1. **yt-dlp may fail on some YouTube videos** due to YouTube's evolving download restrictions. Install via `brew install yt-dlp` and keep updated. If download fails, user should download the video manually and provide the local file path.
2. **Klap credit costs** can add up at scale.

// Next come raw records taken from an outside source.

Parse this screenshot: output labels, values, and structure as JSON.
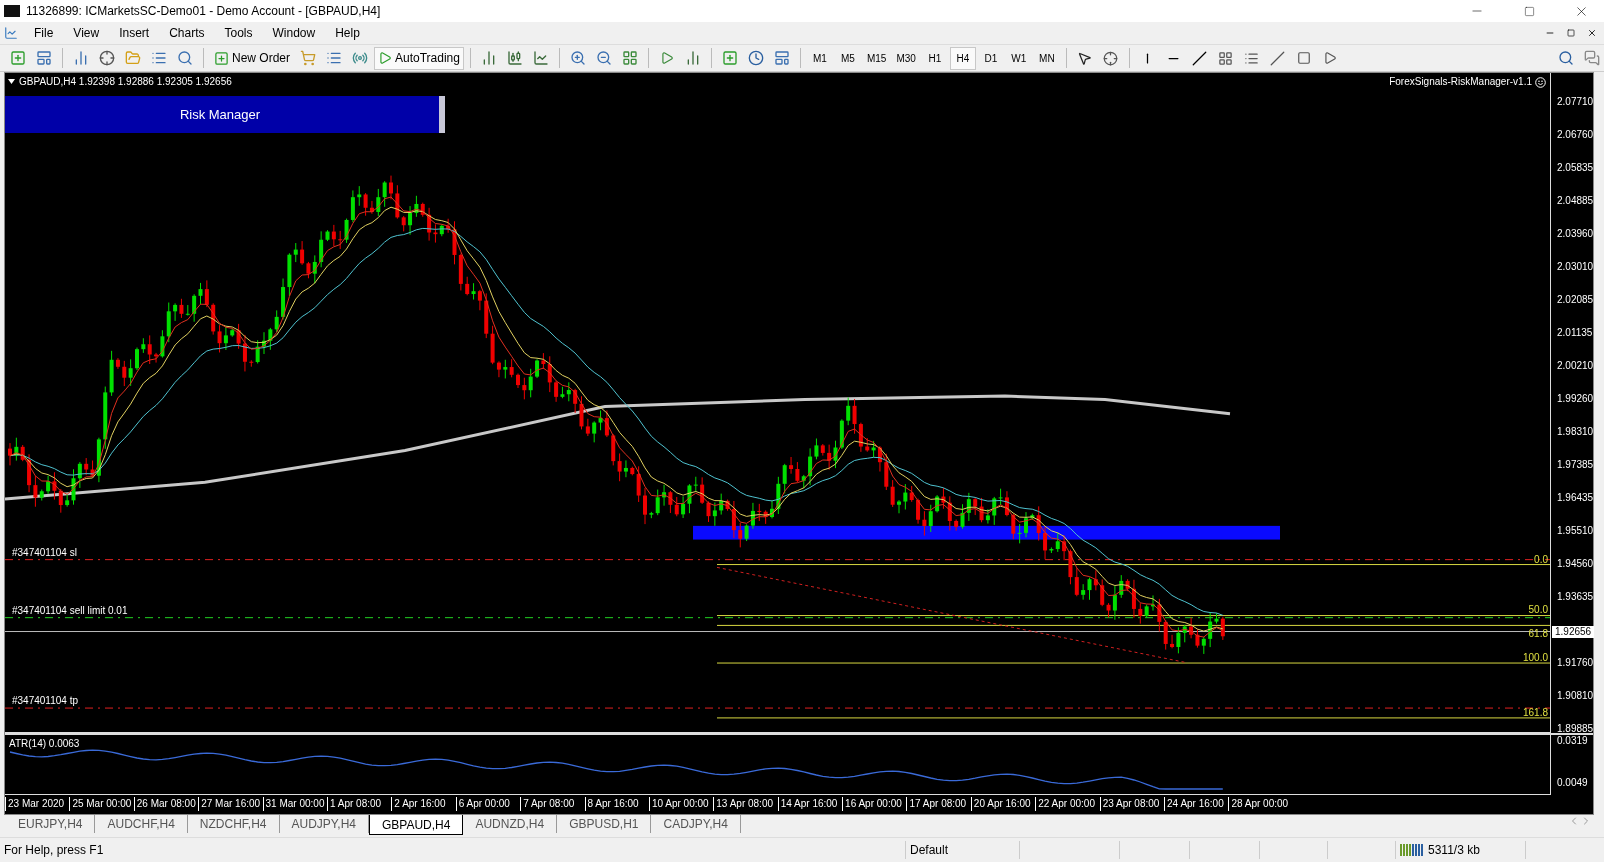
{
  "window": {
    "title": "11326899: ICMarketsSC-Demo01 - Demo Account - [GBPAUD,H4]"
  },
  "menu": [
    "File",
    "View",
    "Insert",
    "Charts",
    "Tools",
    "Window",
    "Help"
  ],
  "toolbar": {
    "new_order": "New Order",
    "autotrading": "AutoTrading",
    "timeframes": [
      {
        "label": "M1",
        "selected": false
      },
      {
        "label": "M5",
        "selected": false
      },
      {
        "label": "M15",
        "selected": false
      },
      {
        "label": "M30",
        "selected": false
      },
      {
        "label": "H1",
        "selected": false
      },
      {
        "label": "H4",
        "selected": true
      },
      {
        "label": "D1",
        "selected": false
      },
      {
        "label": "W1",
        "selected": false
      },
      {
        "label": "MN",
        "selected": false
      }
    ]
  },
  "chart": {
    "header": "GBPAUD,H4  1.92398 1.92886 1.92305 1.92656",
    "panel_title": "Risk Manager",
    "expert": "ForexSignals-RiskManager-v1.1",
    "price_ticks": [
      "2.07710",
      "2.06760",
      "2.05835",
      "2.04885",
      "2.03960",
      "2.03010",
      "2.02085",
      "2.01135",
      "2.00210",
      "1.99260",
      "1.98310",
      "1.97385",
      "1.96435",
      "1.95510",
      "1.94560",
      "1.93635",
      "1.91760",
      "1.90810",
      "1.89885"
    ],
    "current_price": "1.92656",
    "order_lines": [
      {
        "label": "#347401104 sl",
        "kind": "sl"
      },
      {
        "label": "#347401104 sell limit 0.01",
        "kind": "limit"
      },
      {
        "label": "#347401104 tp",
        "kind": "tp"
      }
    ],
    "fib_levels": [
      "0.0",
      "50.0",
      "61.8",
      "100.0",
      "161.8"
    ],
    "indicator": {
      "label": "ATR(14) 0.0063",
      "ticks": [
        "0.0319",
        "0.0049"
      ]
    },
    "time_labels": [
      "23 Mar 2020",
      "25 Mar 00:00",
      "26 Mar 08:00",
      "27 Mar 16:00",
      "31 Mar 00:00",
      "1 Apr 08:00",
      "2 Apr 16:00",
      "6 Apr 00:00",
      "7 Apr 08:00",
      "8 Apr 16:00",
      "10 Apr 00:00",
      "13 Apr 08:00",
      "14 Apr 16:00",
      "16 Apr 00:00",
      "17 Apr 08:00",
      "20 Apr 16:00",
      "22 Apr 00:00",
      "23 Apr 08:00",
      "24 Apr 16:00",
      "28 Apr 00:00"
    ]
  },
  "tabs": [
    {
      "label": "EURJPY,H4",
      "selected": false
    },
    {
      "label": "AUDCHF,H4",
      "selected": false
    },
    {
      "label": "NZDCHF,H4",
      "selected": false
    },
    {
      "label": "AUDJPY,H4",
      "selected": false
    },
    {
      "label": "GBPAUD,H4",
      "selected": true
    },
    {
      "label": "AUDNZD,H4",
      "selected": false
    },
    {
      "label": "GBPUSD,H1",
      "selected": false
    },
    {
      "label": "CADJPY,H4",
      "selected": false
    }
  ],
  "status_bar": {
    "help": "For Help, press F1",
    "profile": "Default",
    "traffic": "5311/3 kb"
  }
}
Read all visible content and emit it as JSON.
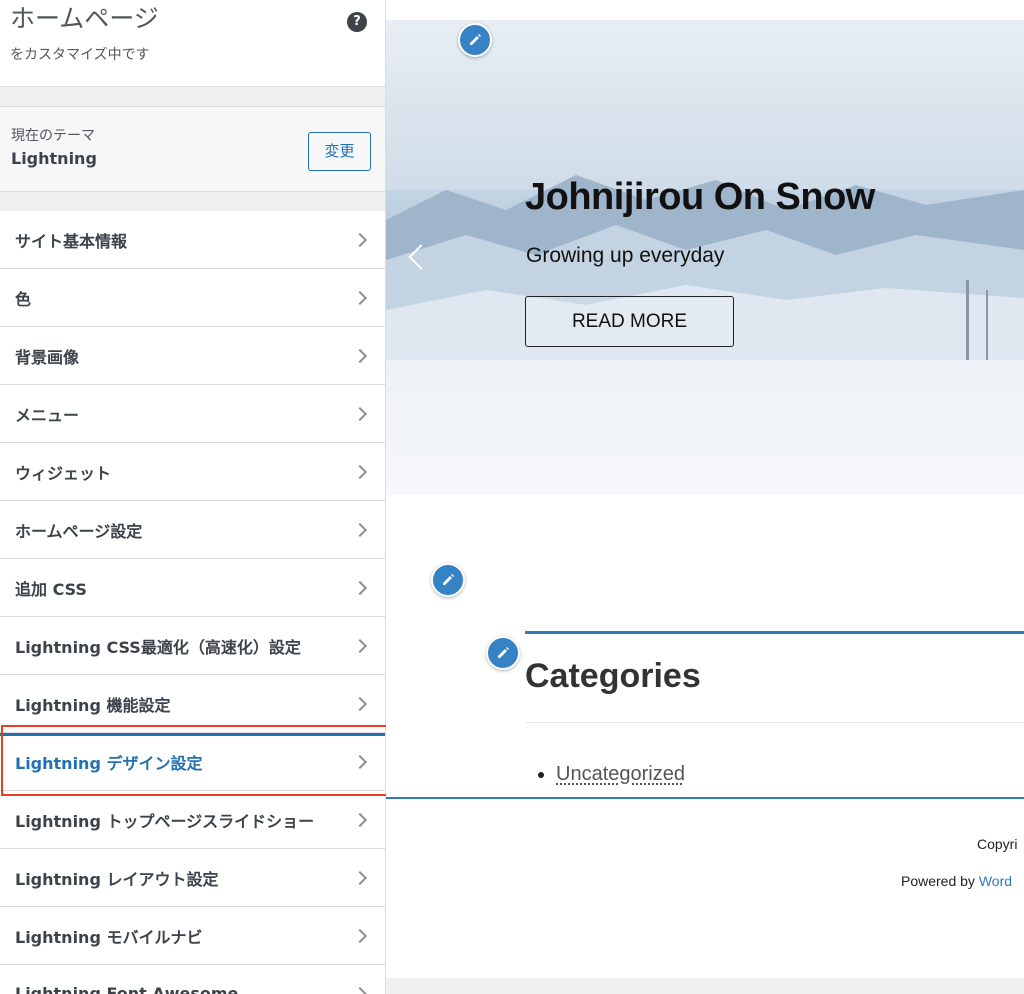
{
  "sidebar": {
    "title": "ホームページ",
    "subtitle": "をカスタマイズ中です",
    "help_icon": "?",
    "theme": {
      "label": "現在のテーマ",
      "name": "Lightning",
      "change_label": "変更"
    },
    "items": [
      {
        "label": "サイト基本情報"
      },
      {
        "label": "色"
      },
      {
        "label": "背景画像"
      },
      {
        "label": "メニュー"
      },
      {
        "label": "ウィジェット"
      },
      {
        "label": "ホームページ設定"
      },
      {
        "label": "追加 CSS"
      },
      {
        "label": "Lightning CSS最適化（高速化）設定"
      },
      {
        "label": "Lightning 機能設定"
      },
      {
        "label": "Lightning デザイン設定",
        "active": true
      },
      {
        "label": "Lightning トップページスライドショー"
      },
      {
        "label": "Lightning レイアウト設定"
      },
      {
        "label": "Lightning モバイルナビ"
      },
      {
        "label": "Lightning Font Awesome"
      }
    ]
  },
  "preview": {
    "hero": {
      "title": "Johnijirou On Snow",
      "subtitle": "Growing up everyday",
      "button_label": "READ MORE"
    },
    "widget": {
      "title": "Categories",
      "items": [
        "Uncategorized"
      ]
    },
    "footer": {
      "copyright": "Copyri",
      "powered_prefix": "Powered by ",
      "powered_link": "Word"
    }
  },
  "colors": {
    "accent": "#2271b1",
    "highlight": "#e8401c",
    "theme_blue": "#337ab7"
  }
}
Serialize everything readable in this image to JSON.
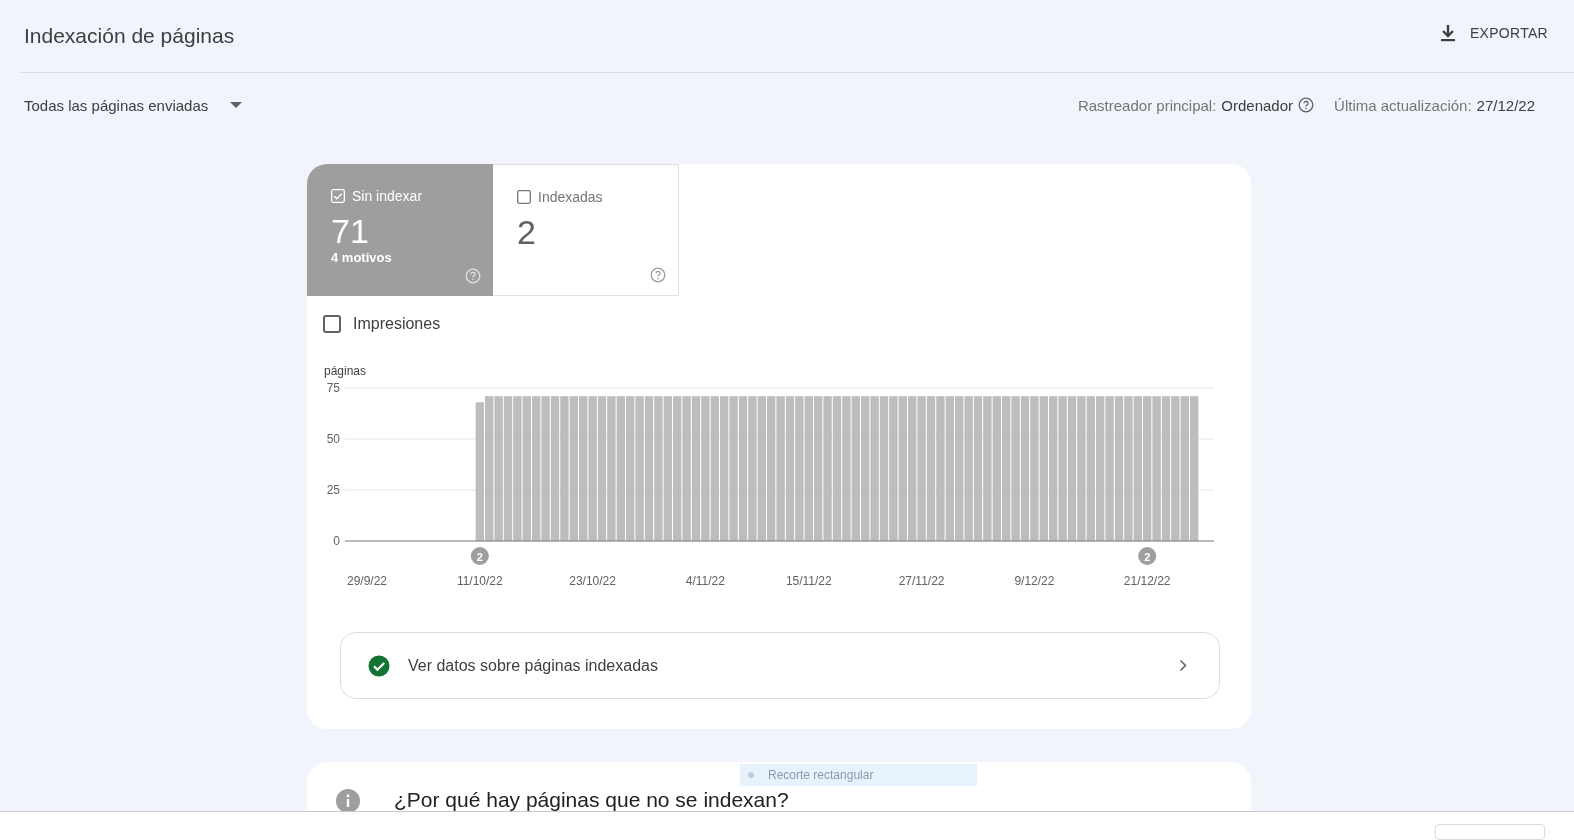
{
  "header": {
    "title": "Indexación de páginas",
    "export_label": "EXPORTAR"
  },
  "filter": {
    "label": "Todas las páginas enviadas"
  },
  "meta": [
    {
      "label": "Rastreador principal:",
      "value": "Ordenador",
      "help": true
    },
    {
      "label": "Última actualización:",
      "value": "27/12/22"
    }
  ],
  "summary_tabs": [
    {
      "label": "Sin indexar",
      "value": "71",
      "note": "4 motivos",
      "selected": true
    },
    {
      "label": "Indexadas",
      "value": "2",
      "selected": false
    }
  ],
  "impressions": {
    "label": "Impresiones",
    "checked": false
  },
  "chart_data": {
    "type": "bar",
    "ylabel": "páginas",
    "color": "#bdbdbd",
    "categories": [
      "29/9/22",
      null,
      null,
      null,
      null,
      null,
      null,
      null,
      null,
      null,
      null,
      null,
      "11/10/22",
      null,
      null,
      null,
      null,
      null,
      null,
      null,
      null,
      null,
      null,
      null,
      "23/10/22",
      null,
      null,
      null,
      null,
      null,
      null,
      null,
      null,
      null,
      null,
      null,
      "4/11/22",
      null,
      null,
      null,
      null,
      null,
      null,
      null,
      null,
      null,
      null,
      "15/11/22",
      null,
      null,
      null,
      null,
      null,
      null,
      null,
      null,
      null,
      null,
      null,
      "27/11/22",
      null,
      null,
      null,
      null,
      null,
      null,
      null,
      null,
      null,
      null,
      null,
      "9/12/22",
      null,
      null,
      null,
      null,
      null,
      null,
      null,
      null,
      null,
      null,
      null,
      "21/12/22",
      null,
      null,
      null,
      null,
      null
    ],
    "values": [
      0,
      0,
      0,
      0,
      0,
      0,
      0,
      0,
      0,
      0,
      0,
      0,
      68,
      71,
      71,
      71,
      71,
      71,
      71,
      71,
      71,
      71,
      71,
      71,
      71,
      71,
      71,
      71,
      71,
      71,
      71,
      71,
      71,
      71,
      71,
      71,
      71,
      71,
      71,
      71,
      71,
      71,
      71,
      71,
      71,
      71,
      71,
      71,
      71,
      71,
      71,
      71,
      71,
      71,
      71,
      71,
      71,
      71,
      71,
      71,
      71,
      71,
      71,
      71,
      71,
      71,
      71,
      71,
      71,
      71,
      71,
      71,
      71,
      71,
      71,
      71,
      71,
      71,
      71,
      71,
      71,
      71,
      71,
      71,
      71,
      71,
      71,
      71,
      71
    ],
    "ylim": [
      0,
      75
    ],
    "yticks": [
      0,
      25,
      50,
      75
    ],
    "annotations": [
      "2",
      "2"
    ]
  },
  "indexed_link": {
    "label": "Ver datos sobre páginas indexadas"
  },
  "reasons_card": {
    "title": "¿Por qué hay páginas que no se indexan?"
  },
  "snipping_toast": {
    "text": "Recorte rectangular"
  },
  "download_bar": {
    "kind": "downloads"
  }
}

Each clip costs ~76 credits (44 processing + 32 generation). Monitor credit balance before batch processing.
3. **Captions.ai requires 9:16 input** — always run Klap before Captions.ai, never the other way around.
4. **Whisper base model** is fast but may have transcription errors on technical terms, accents, or overlapping speech. Use `whisper.load_model("medium")` for better accuracy at the cost of slower transcription.
5. **Viral scoring is heuristic** — Claude's scoring is based on content patterns, not engagement data. Scores indicate relative quality within a video, not absolute viral potential.
6. **Max 5 minutes per clip** for Captions.ai, and 50MB file size limit. Klap has plan-based limits on video length (45 min to 3 hours depending on plan).
7. **Processing time** — Klap takes 2-5 minutes per clip, Captions.ai takes 1-2 minutes. A batch of 5 clips takes roughly 15-25 minutes total.

---

## Environment Variables

Add these to your `.env` file:

```
KLAP_API_KEY=kak_xxxxx
CAPTIONS_AI_API_KEY=sk-xxxxx
```

No other API keys or local dependencies required. Whisper model downloads automatically on first run.